Pemerintah AS telah mengirimkan beberapa pejabatnya ke Riyadh, Amman, Ankara dan berbagai pusat pemerintahan lain untuk mengajak negara-negara Timur Tengah berkoalisi dengan AS untuk memerangi ISIS dan mengirimkan tentara militer mereka ke Irak dan Suriah.

Namun Arab Saudi, Yordania dan Turki enggan bergabung bersama AS, karena citra AS yang begitu buruk di negara-negara Timur Tengah.
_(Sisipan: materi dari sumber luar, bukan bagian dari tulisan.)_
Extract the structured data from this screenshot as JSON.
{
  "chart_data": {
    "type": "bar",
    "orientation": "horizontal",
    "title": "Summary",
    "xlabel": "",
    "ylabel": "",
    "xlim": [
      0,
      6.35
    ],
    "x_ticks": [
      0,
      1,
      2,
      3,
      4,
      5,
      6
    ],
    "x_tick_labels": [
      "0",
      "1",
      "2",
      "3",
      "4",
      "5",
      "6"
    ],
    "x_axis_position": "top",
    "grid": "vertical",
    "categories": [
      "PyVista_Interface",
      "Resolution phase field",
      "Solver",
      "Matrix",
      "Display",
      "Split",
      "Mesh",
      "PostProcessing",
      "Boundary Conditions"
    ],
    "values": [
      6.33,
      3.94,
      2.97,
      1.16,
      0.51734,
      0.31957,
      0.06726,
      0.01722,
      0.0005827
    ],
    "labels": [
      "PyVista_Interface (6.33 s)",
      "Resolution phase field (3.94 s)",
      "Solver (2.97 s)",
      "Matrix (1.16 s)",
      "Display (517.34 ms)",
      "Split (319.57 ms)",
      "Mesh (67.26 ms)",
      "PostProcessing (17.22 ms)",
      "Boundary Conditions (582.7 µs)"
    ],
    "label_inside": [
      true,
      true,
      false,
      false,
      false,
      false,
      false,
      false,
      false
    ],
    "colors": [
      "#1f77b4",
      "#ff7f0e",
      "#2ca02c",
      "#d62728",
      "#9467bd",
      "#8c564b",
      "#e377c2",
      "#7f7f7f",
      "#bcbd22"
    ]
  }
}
Pemerintah Turki, misalnya, menyatakan telah menempatkan pasukannya di jalur darat Irak untuk membantu tentara Kurdi Irak untuk menghadapi ISIS. Namun, Turki tidak ingin bergabung dengan koalisi AS, karena tidak ingin memperluas penyerangan di Irak.
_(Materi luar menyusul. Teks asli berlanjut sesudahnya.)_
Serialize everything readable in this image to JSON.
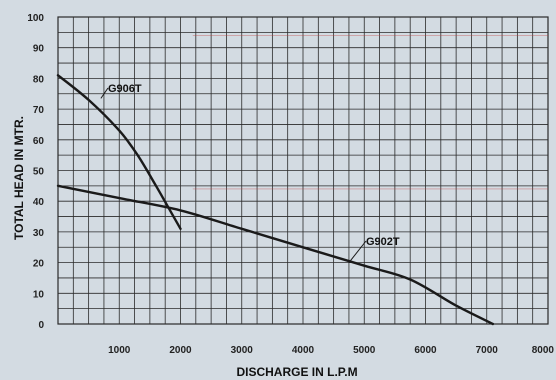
{
  "chart_data": {
    "type": "line",
    "title": "",
    "xlabel": "DISCHARGE IN L.P.M",
    "ylabel": "TOTAL HEAD IN MTR.",
    "xlim": [
      0,
      8000
    ],
    "ylim": [
      0,
      100
    ],
    "x_ticks": [
      "1000",
      "2000",
      "3000",
      "4000",
      "5000",
      "6000",
      "7000",
      "8000"
    ],
    "y_ticks": [
      "0",
      "10",
      "20",
      "30",
      "40",
      "50",
      "60",
      "70",
      "80",
      "90",
      "100"
    ],
    "grid": true,
    "grid_minor_x_step": 250,
    "grid_minor_y_step": 5,
    "series": [
      {
        "name": "G906T",
        "color": "#1a1a1a",
        "x": [
          0,
          500,
          1000,
          1300,
          1600,
          1800,
          2000
        ],
        "y": [
          81,
          73,
          63,
          55,
          45,
          38,
          31
        ]
      },
      {
        "name": "G902T",
        "color": "#1a1a1a",
        "x": [
          0,
          1000,
          2000,
          3000,
          4000,
          5000,
          5750,
          6500,
          7100
        ],
        "y": [
          45,
          41,
          37,
          31,
          25,
          19,
          14.5,
          6,
          0
        ]
      }
    ],
    "colors": {
      "background": "#d3dbe2",
      "plot_background": "#d3dbe2",
      "grid": "#2a2a2a",
      "curve": "#1a1a1a",
      "accent_line": "#c23a3a"
    }
  }
}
Turki, salah satu negara anggota NATO dengan mayoritas penduduk muslim dan memiliki kondisi pertahanan yang kuat, mungkin saja bergabung dengan koalisi AS dan meningkatkan penyerangan ISIS di Irak. Namun saat ini, Presiden Recep Erdogan menilai langkah tersebut dapat membahayakan puluhan warga Turki yang saat ini ditahan oleh ISIS.
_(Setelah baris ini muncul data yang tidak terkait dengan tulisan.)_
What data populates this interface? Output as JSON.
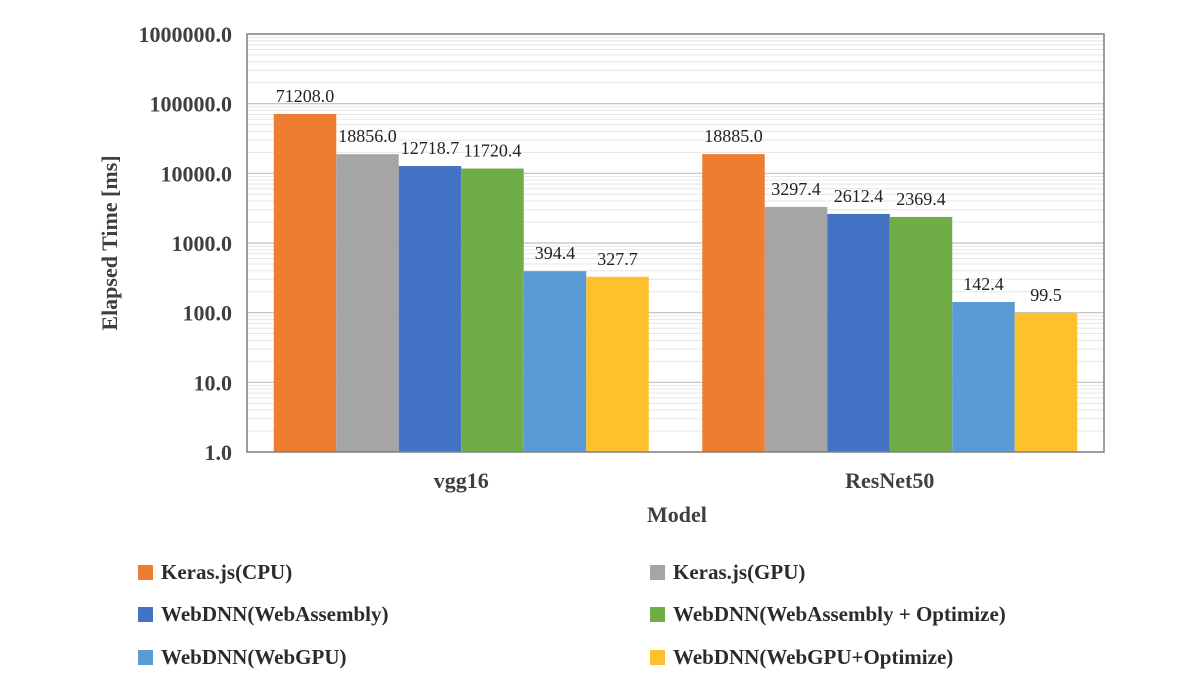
{
  "chart_data": {
    "type": "bar",
    "scale": "log",
    "xlabel": "Model",
    "ylabel": "Elapsed Time [ms]",
    "ylim": [
      1,
      1000000
    ],
    "yticks": [
      "1.0",
      "10.0",
      "100.0",
      "1000.0",
      "10000.0",
      "100000.0",
      "1000000.0"
    ],
    "categories": [
      "vgg16",
      "ResNet50"
    ],
    "series": [
      {
        "name": "Keras.js(CPU)",
        "color": "#ed7d31",
        "values": [
          71208.0,
          18885.0
        ],
        "labels": [
          "71208.0",
          "18885.0"
        ]
      },
      {
        "name": "Keras.js(GPU)",
        "color": "#a5a5a5",
        "values": [
          18856.0,
          3297.4
        ],
        "labels": [
          "18856.0",
          "3297.4"
        ]
      },
      {
        "name": "WebDNN(WebAssembly)",
        "color": "#4472c4",
        "values": [
          12718.7,
          2612.4
        ],
        "labels": [
          "12718.7",
          "2612.4"
        ]
      },
      {
        "name": "WebDNN(WebAssembly + Optimize)",
        "color": "#70ad47",
        "values": [
          11720.4,
          2369.4
        ],
        "labels": [
          "11720.4",
          "2369.4"
        ]
      },
      {
        "name": "WebDNN(WebGPU)",
        "color": "#5b9bd5",
        "values": [
          394.4,
          142.4
        ],
        "labels": [
          "394.4",
          "142.4"
        ]
      },
      {
        "name": "WebDNN(WebGPU+Optimize)",
        "color": "#ffc02e",
        "values": [
          327.7,
          99.5
        ],
        "labels": [
          "327.7",
          "99.5"
        ]
      }
    ],
    "legend_position": "bottom",
    "grid": true
  }
}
Kemungkinan terbaik, Turki akan bergabung dengan koalisi AS dan meluncurkan serangan udara untuk merebut lapangan udara Incirlik di sebelah selatan Turki yang telah lama menjadi incaran ISIS.

Seperti Turki, Yordania juga menyatakan tidak bergabung dengan koalisi AS. Penguasa Yordania, Raja Abdullah II yang sangat menyambut upaya AS ketika melakukan invasi ke Irak pada 2003 lalu, beralasan tentara militer dan pertahanan Yordania saat tengah sibuk mempertahankan negara dari ancaman di perbatasan dan memberikan perlindungan kepada pengungsi dari Suriah.

Minimnya dukungan kepada Amerika di Timur Tengah, membuat pemerintah AS mungkin saja berkoalisi dengan Iran dan Suriah, kedua negara yang dipimpin oleh umat Muslim Syiah dan menganggap umat muslim Sunni sebagai teroris.

Menurut saya, Presiden Obama harus mampu menahan keinginan untuk berkoalisi dengan kedua negara tersebut, agar tidak terjebak dalam citra pemerintah AS yang terlihat lebih mendukung umat Muslim Syiah ketimbang Muslim Sunni.

Langkah ini juga dapat memicu umat Muslim Sunni untuk lebih berpihak ke ISIS, dibanding koalisi AS.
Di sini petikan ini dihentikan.